Who foots the bill for terrorism cover?

Is it necessary, and if so, who pays? It seems even the experts disagree.  A Leasehold Valuation Tribunal recently asked to address these questions promptly had its verdict reversed by an Upper Tribunal.

Eleven residents of a small block in Swindon asked the LVT to determine whether their landlord had a right to charge them for terrorism insurance over and above the regular buildings insurance. The LVT decided that there was no express obligation in the terms of the lease, and couldn’t see that the building, or Swindon in general was a specific target. A victory for common sense! But sadly, a short-lived victory.

The freeholder wasn’t happy with the outcome and appealed to the Upper Tribunal, which reversed the decision on 16th June. The reasoning is quite convoluted but as far as I can tell it goes: the lease requires cover for fire and explosion. Explosions can be caused by terrorism, therefore this is a legitimate additional cover. It’s covered in much more detail in barrister Amanda Gourlay’s blog.

Looking at the commentary on the verdict, the insurance industry generally welcomes it – no surprise there! But they do make a valid point that although most buildings insurance policies cover fire and explosions, they won’t cover the biological or radioactive contamination that might occur from a so-called ‘dirty bomb’.

Scary stuff!
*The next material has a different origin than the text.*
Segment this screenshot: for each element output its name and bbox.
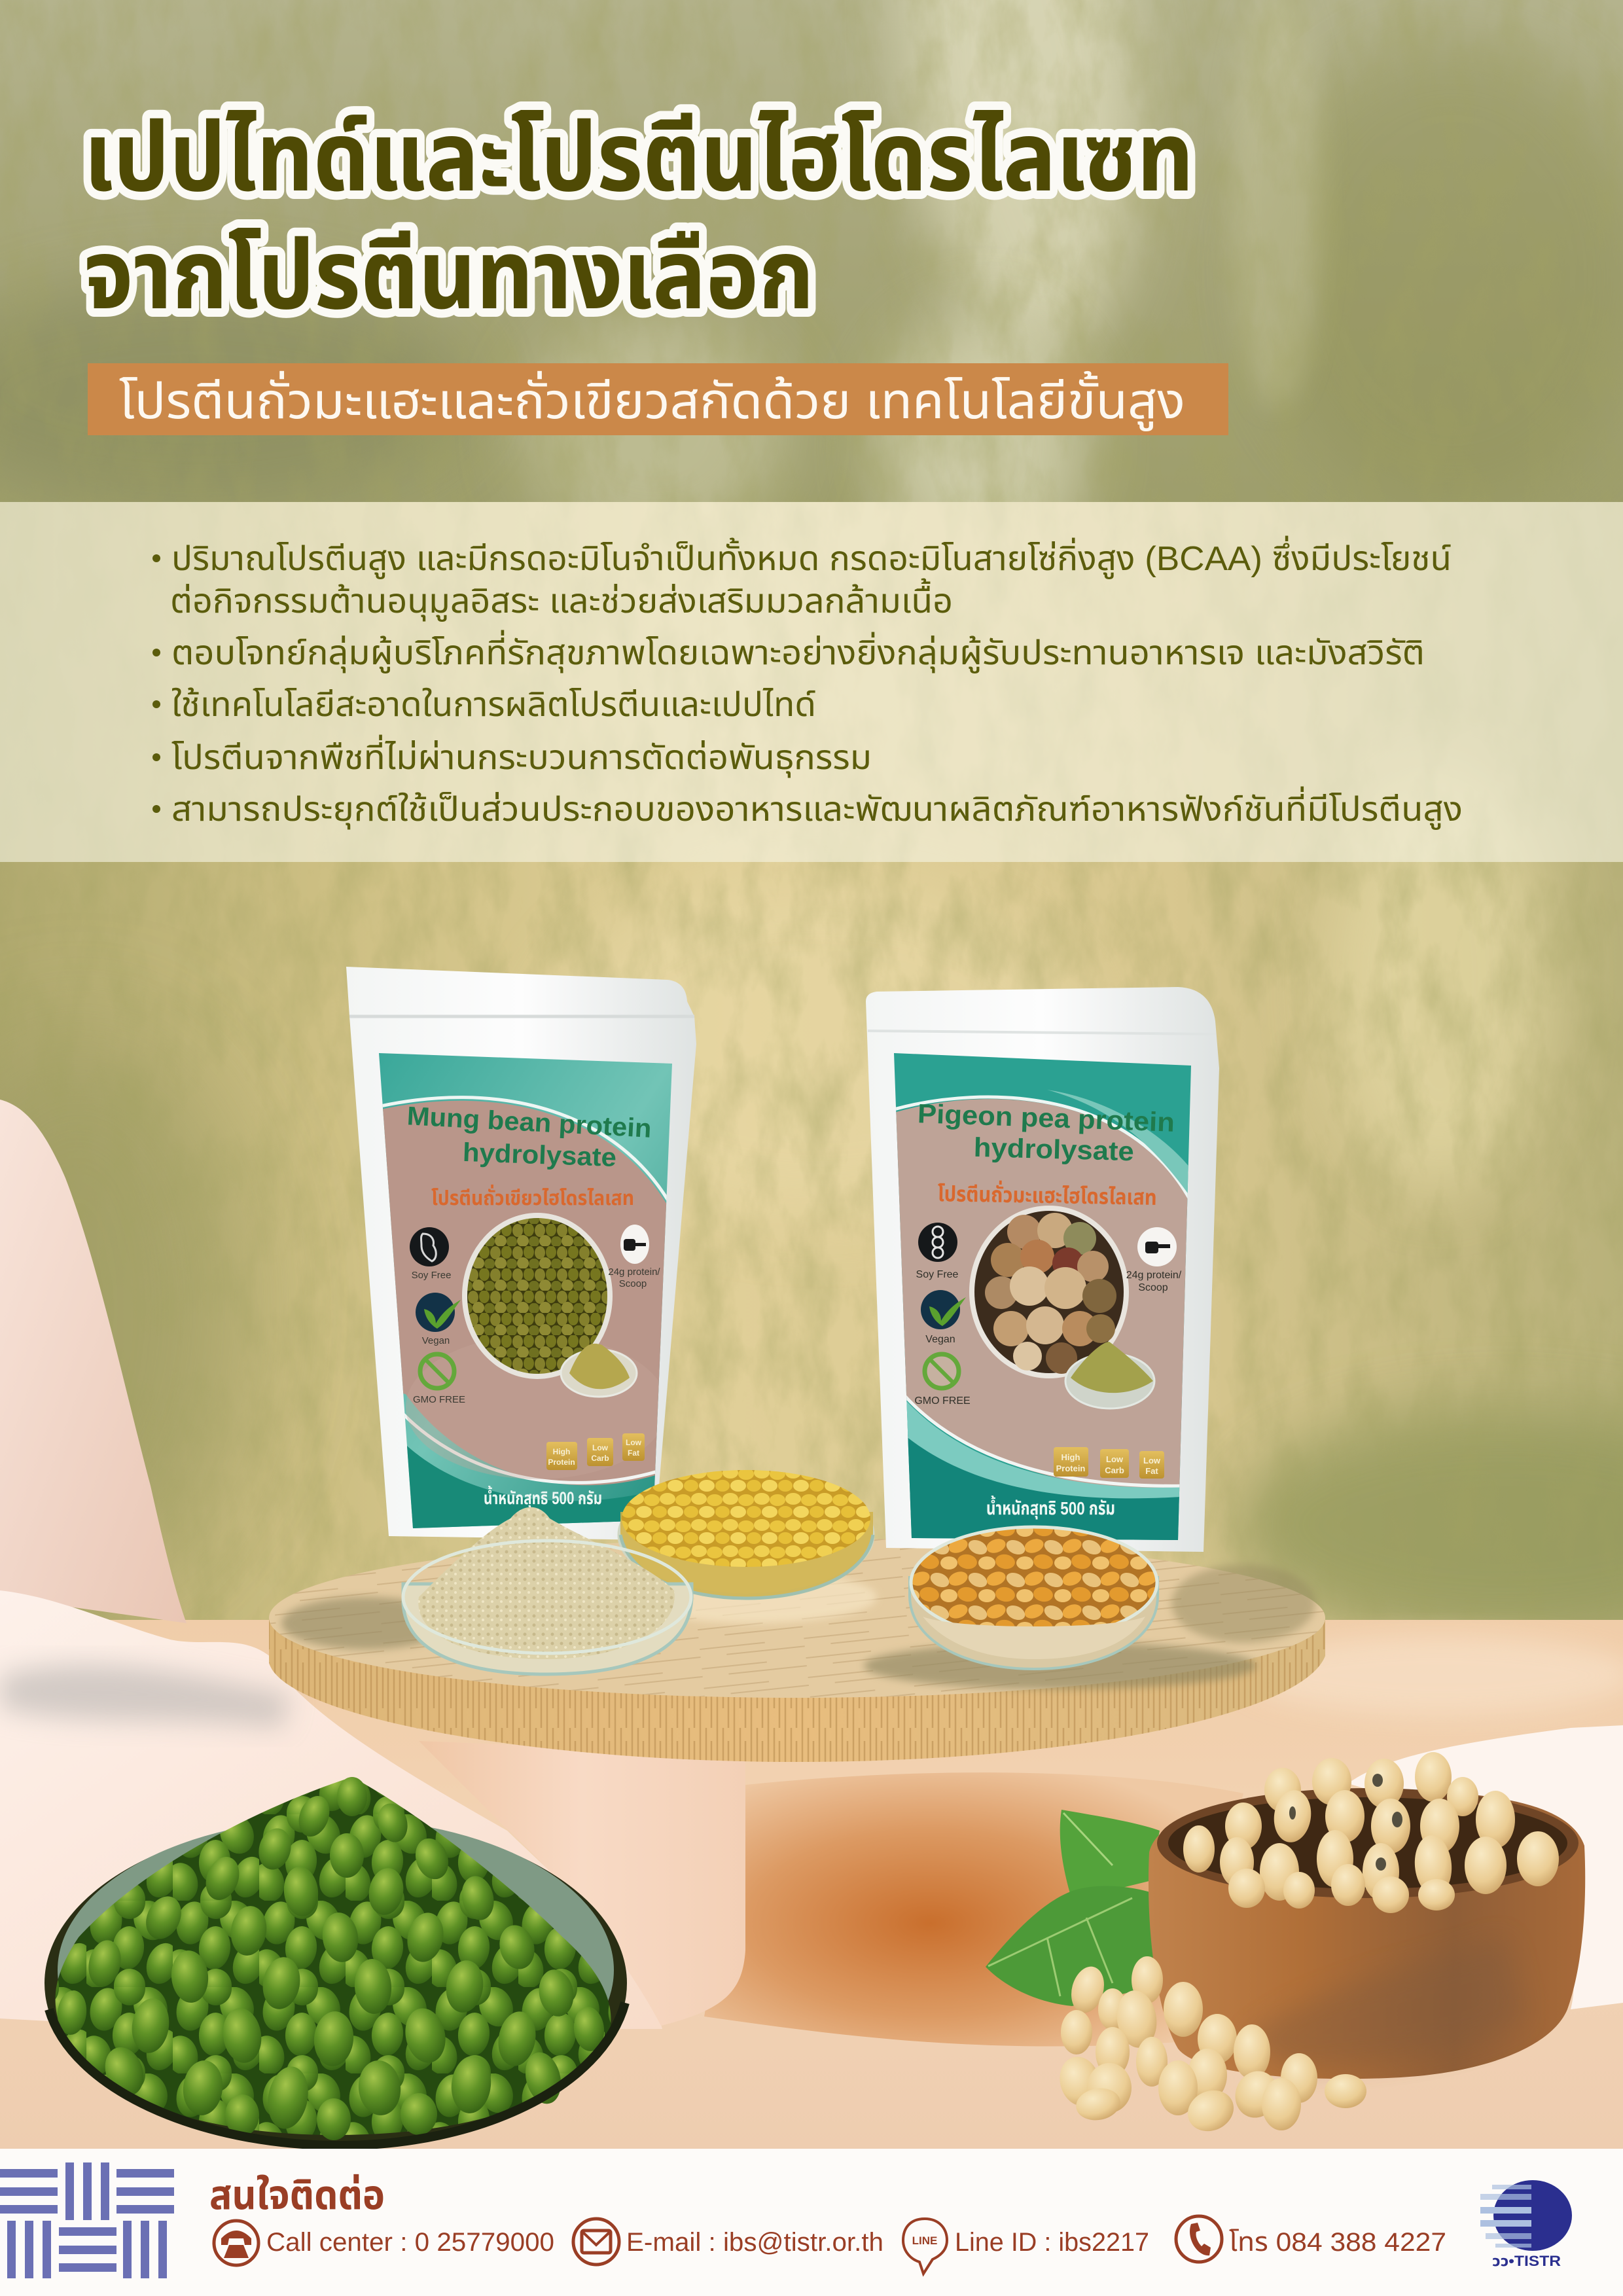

Perhaps every home should have terrorism cover? Well as it happens most do! Anyone who buys residential insurance directly, i.e not via a landlord or managing agent, has terrorism cover provided by the Government through the Pool Re scheme. Commercial organisations have to pay for it, and that includes commercial landlords. Curiously it seems the tribunal didn’t address the question of whether the freeholder was entitled to pass on costs not applicable to residents.
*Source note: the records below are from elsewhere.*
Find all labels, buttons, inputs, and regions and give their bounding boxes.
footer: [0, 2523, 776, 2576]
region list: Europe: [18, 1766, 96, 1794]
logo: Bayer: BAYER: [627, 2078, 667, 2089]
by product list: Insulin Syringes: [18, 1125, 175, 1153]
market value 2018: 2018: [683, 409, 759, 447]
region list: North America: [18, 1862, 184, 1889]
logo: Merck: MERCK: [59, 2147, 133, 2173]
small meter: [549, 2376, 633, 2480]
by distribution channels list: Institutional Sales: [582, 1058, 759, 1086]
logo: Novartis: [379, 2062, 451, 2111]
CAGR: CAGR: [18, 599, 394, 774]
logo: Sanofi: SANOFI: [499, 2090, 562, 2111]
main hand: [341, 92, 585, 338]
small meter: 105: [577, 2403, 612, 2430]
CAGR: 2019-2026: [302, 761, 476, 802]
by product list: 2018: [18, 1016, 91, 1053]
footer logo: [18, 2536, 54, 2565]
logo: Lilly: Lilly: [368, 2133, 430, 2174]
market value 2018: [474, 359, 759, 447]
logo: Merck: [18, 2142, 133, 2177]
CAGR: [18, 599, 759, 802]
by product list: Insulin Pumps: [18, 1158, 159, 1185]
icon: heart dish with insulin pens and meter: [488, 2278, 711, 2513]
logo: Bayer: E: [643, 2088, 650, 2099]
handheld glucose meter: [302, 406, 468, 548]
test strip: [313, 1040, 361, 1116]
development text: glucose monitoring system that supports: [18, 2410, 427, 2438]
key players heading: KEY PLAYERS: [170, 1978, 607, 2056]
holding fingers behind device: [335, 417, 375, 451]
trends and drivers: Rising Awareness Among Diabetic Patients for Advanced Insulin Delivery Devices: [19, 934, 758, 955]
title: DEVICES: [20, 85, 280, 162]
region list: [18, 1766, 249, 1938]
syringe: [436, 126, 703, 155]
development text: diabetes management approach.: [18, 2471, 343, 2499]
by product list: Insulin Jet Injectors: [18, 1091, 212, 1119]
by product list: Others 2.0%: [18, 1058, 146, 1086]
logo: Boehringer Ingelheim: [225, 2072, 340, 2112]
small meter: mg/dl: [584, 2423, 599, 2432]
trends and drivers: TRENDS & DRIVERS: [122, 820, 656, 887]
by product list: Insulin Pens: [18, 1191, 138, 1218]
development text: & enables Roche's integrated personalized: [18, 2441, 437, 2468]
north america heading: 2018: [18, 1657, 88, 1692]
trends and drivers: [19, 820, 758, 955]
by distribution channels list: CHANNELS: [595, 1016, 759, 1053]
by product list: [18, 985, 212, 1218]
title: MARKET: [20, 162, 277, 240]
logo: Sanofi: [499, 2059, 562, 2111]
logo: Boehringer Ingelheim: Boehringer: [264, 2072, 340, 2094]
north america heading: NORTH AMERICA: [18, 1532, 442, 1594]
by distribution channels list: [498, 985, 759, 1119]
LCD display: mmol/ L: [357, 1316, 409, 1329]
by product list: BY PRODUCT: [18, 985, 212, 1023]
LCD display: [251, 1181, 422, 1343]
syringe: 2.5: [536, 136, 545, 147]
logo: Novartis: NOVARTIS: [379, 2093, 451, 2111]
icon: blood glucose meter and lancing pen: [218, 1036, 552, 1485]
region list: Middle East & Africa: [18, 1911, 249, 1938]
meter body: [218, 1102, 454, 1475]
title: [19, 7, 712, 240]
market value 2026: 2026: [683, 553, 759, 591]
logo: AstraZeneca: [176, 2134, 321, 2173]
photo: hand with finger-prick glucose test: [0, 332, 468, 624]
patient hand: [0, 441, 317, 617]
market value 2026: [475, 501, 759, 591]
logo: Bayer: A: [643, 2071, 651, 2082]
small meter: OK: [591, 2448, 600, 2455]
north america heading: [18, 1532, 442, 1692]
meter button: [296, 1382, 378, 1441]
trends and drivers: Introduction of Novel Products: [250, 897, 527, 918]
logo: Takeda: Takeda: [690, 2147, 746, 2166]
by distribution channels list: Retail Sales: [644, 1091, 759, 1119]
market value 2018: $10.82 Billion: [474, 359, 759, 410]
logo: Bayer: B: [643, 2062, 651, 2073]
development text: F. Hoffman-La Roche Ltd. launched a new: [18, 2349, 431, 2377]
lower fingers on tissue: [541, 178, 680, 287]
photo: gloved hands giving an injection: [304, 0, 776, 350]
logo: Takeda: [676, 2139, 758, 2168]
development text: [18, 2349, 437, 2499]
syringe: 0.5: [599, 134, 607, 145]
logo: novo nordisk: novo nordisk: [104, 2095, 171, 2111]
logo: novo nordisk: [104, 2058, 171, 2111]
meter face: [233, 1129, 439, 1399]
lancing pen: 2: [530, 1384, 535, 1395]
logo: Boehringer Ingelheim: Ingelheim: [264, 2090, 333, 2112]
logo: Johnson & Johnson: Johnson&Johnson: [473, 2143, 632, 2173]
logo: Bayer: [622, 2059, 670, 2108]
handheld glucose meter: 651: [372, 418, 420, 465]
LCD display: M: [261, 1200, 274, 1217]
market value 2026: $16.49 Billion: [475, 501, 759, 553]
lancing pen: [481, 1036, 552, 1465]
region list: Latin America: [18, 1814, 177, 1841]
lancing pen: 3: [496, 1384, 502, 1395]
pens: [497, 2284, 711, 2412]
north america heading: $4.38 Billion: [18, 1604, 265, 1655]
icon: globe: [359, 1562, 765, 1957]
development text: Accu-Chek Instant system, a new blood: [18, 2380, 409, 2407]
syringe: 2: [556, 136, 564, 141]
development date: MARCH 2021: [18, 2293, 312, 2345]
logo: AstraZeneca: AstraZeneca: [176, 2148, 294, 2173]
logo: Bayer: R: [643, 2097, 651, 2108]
Neither government nor the insurance industry seem to have considered this from a leaseholders perspective. The same problem can be seen in the response to flood insurance. Following the severe flooding at the beginning of the year, the Government set up Flood Re so that premiums can be capped at reasonable levels and the full cost of insurance met from the government pool.

Sounds fine until you learn that leasehold properties with more than 3 tenants – i.e. almost all – are excluded. Ian Fletcher of the British Property Federation explained to the Telegraph, “We think the problem stems from the fact that insurers’ systems can’t cope with leasehold as a residential form of ownership. They are viewed as commercial properties from insurers’ viewpoints.”

This leaves leaseholders at the mercy of greedy landlords, who are under no obligation to show value for money, comparable quotes, or even to disclose any kickbacks. In 2012 Leasehold Knowledge reported commissions of between 25 – 45% and in 2009 the Guardian found premiums double the market rate quite common. The then Financial Services Authority told the Guardian they protect customers but in these cases the customer is the freeholder, and the leaseholder a mere ‘third party’. And incredibly it’s new replacement, the Financial Conduct Authority, is similarly incapable of acting!

These are just some of the reasons we are calling for a complete overhaul of leasehold law – and for that matter insurance selling!